Another quick bus trip got us to Sunderland’s Faye Fantarrow upstairs at Karma Coast. Mixing indie, pop and a pinch of folk with unique vocal stylings, Faye was mesmerising; all piercing observations and devastating side-swipes (“this one is about Sunderland dickheads”), new track Dafty unpacking the madness of Boris Johnson. Faye talked between tunes about questionable characters in the music industry, channelling righteous rage into a “selection of unflattering songs for people I wish I could say this to in person.”

Round the corner to Barca El Globo for Manchester’s boisterous alt. pop band Hi Sienna, lively second single Lovesick gave their bruiser drummer plenty to do, while whirligig stomper Pride was dedicated to “record labels who don’t give a fuck about us”. Gorgeous guitar and melodic basslines drew the early-evening-flagging crowd onto the dancefloor, the deal sealed with an unexpected, fist-pumping take on ABBA’s Gimme! Gimme! Gimme! (A Man After Midnight) and some dubious dancing.

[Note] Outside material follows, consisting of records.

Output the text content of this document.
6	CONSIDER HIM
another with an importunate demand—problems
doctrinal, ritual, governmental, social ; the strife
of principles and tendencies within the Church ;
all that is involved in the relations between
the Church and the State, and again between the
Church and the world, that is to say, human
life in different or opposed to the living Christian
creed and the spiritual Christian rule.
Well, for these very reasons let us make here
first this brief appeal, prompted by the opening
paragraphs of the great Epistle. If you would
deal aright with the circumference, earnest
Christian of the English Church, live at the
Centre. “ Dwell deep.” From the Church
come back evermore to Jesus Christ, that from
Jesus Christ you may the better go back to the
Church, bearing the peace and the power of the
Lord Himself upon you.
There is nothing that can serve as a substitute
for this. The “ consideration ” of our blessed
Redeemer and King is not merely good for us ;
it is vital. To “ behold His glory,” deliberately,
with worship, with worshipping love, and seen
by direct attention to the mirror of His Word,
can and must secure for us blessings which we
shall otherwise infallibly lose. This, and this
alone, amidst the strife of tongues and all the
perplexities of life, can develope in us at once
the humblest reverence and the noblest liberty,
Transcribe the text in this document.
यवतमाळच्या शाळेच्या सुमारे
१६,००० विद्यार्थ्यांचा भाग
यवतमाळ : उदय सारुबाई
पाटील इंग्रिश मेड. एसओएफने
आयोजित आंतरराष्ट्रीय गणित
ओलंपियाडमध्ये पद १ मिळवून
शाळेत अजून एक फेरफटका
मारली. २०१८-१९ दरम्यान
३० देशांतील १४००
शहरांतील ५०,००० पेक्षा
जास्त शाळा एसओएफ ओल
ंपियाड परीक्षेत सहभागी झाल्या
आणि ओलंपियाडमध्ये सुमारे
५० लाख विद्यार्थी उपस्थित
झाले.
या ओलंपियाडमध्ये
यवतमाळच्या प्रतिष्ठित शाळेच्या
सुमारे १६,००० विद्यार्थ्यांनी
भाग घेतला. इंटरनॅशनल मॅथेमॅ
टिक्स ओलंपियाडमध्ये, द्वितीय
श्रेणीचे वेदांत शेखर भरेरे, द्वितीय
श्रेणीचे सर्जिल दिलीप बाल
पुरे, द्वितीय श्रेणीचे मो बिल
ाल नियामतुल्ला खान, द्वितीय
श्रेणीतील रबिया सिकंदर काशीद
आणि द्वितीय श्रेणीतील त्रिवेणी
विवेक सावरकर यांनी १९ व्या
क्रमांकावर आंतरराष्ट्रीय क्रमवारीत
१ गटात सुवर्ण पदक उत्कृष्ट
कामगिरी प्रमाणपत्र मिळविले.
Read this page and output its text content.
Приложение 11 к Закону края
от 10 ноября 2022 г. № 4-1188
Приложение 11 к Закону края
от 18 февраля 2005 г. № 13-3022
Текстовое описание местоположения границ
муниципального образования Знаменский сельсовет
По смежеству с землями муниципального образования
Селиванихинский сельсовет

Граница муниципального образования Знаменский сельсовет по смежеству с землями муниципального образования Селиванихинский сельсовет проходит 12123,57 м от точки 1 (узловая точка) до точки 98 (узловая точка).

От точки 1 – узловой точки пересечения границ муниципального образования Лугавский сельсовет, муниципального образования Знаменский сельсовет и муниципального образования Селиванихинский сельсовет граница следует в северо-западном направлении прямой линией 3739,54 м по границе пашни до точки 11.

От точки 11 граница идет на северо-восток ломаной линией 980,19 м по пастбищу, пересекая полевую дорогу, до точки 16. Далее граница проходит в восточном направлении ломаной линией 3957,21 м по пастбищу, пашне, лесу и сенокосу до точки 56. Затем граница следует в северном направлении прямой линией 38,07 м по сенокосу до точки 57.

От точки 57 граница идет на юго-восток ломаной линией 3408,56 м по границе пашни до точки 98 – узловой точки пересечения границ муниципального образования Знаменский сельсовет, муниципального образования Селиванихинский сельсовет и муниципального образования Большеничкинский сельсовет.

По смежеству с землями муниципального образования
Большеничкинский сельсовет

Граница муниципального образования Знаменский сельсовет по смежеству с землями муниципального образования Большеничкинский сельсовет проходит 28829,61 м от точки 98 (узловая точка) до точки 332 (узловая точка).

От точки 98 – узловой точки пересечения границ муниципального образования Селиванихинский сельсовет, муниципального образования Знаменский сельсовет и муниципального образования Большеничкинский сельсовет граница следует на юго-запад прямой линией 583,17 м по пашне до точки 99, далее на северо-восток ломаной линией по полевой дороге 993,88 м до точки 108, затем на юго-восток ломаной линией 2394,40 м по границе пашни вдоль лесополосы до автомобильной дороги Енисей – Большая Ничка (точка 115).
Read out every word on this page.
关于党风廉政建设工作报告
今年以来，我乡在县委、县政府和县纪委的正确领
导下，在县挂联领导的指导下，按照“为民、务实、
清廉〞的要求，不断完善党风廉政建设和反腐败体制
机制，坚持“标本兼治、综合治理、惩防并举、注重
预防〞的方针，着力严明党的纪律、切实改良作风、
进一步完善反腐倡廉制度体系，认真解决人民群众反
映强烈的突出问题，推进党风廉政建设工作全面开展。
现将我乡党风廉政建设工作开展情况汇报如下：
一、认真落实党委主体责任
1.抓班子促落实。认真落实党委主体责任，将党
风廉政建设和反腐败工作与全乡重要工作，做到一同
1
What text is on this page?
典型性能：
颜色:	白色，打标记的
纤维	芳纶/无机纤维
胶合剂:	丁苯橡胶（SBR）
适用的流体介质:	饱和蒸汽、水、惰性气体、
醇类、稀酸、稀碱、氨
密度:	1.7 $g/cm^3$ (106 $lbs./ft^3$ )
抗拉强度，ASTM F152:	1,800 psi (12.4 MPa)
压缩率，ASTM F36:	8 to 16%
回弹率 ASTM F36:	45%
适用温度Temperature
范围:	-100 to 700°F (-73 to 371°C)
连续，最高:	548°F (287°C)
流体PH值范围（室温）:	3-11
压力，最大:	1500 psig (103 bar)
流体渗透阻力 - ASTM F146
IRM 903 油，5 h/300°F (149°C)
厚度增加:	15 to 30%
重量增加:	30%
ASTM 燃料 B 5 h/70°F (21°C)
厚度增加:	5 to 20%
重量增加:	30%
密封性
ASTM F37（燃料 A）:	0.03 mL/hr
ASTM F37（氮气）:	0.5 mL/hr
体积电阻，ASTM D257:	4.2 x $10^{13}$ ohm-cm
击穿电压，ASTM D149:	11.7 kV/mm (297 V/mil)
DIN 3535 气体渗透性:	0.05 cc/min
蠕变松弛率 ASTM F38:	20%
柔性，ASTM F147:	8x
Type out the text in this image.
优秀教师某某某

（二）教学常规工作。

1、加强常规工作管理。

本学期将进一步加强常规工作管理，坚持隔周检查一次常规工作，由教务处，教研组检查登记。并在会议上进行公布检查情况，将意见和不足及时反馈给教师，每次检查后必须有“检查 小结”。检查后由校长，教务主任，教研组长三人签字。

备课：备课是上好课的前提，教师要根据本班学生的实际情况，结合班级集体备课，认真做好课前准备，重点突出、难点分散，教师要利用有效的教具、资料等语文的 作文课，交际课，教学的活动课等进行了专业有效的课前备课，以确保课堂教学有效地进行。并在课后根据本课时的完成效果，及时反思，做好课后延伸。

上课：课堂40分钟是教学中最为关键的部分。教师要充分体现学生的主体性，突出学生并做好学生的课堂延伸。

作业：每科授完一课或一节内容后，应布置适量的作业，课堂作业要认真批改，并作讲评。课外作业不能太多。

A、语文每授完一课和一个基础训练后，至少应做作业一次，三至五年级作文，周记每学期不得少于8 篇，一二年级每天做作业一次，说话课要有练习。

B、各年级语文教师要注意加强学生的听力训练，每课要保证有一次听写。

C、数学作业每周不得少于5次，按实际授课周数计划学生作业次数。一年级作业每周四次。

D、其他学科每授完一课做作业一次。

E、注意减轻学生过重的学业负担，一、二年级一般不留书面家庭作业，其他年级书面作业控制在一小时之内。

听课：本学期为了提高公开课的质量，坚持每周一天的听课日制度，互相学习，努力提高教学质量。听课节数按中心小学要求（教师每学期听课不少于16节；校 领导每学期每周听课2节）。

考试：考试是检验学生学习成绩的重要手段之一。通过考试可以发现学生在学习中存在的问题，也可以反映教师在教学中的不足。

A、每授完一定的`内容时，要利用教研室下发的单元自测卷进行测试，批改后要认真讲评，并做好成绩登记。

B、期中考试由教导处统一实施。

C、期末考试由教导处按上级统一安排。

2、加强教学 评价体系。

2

A quick pit-stop to smash some chips and curry sauce, and we were off to Tynemouth and District Social Club for spicy brat-poppers ZELA. A band so captivating even the soundcheck got a round of applause, they played that working men’s bar like they’d just learned they’d sold out Wembley Stadium. With the floor packed a minute into opener Sleep Real Bad, it stayed that way throughout the metal stomp of incandescent new single Chaos Queen, bisexual national anthem Lemonade, and the candycorn joygasm of Sober Lovin’ You. Bringing it home, ZELA left the crowd higher than they found them with the jubilant I’m Healing.

Headliners looming, we hopped the last bus back to catch rapper, producer, and songwriter Berwyn bathed in red and solo on a keyboard, wrapping up his set with the goosebump-machine that is Glory; a tale of dreams, immigration, ambition and closeness to God.

Up a menacing flight of steps we ran back to The Exchange for Heidi Curtis and the return of the smoke machine (seriously, I can still taste it). Flitting between keyboard and trademark pastel blue guitar, Heidi took a stroll through her increasingly impressive catalogue, belting out Tempelhoff, Comfort Me, Wicked Games and more, wrapping up with piano-pounder Give Me Up. By turns elusive (try finding her music online) and down-to-earth the way only Geordies can be, Heidi is never anything less than ethereal.

Back at the Exchange, Brightonian singer-songwriter Sam Tompkins came with a beguiling stage presence borne of busking, his music a potent cocktail of R&B and hip-hop with a dash of pop and lashings of mood. From the toxic relationship drama of The Deceiver to a beautiful love letter to family in My Brother, Tomkins brought the crowd in close and the lights down low for a mellow, sensual and surprisingly personal end to the festival.

All this and done in time for the last Metro home too.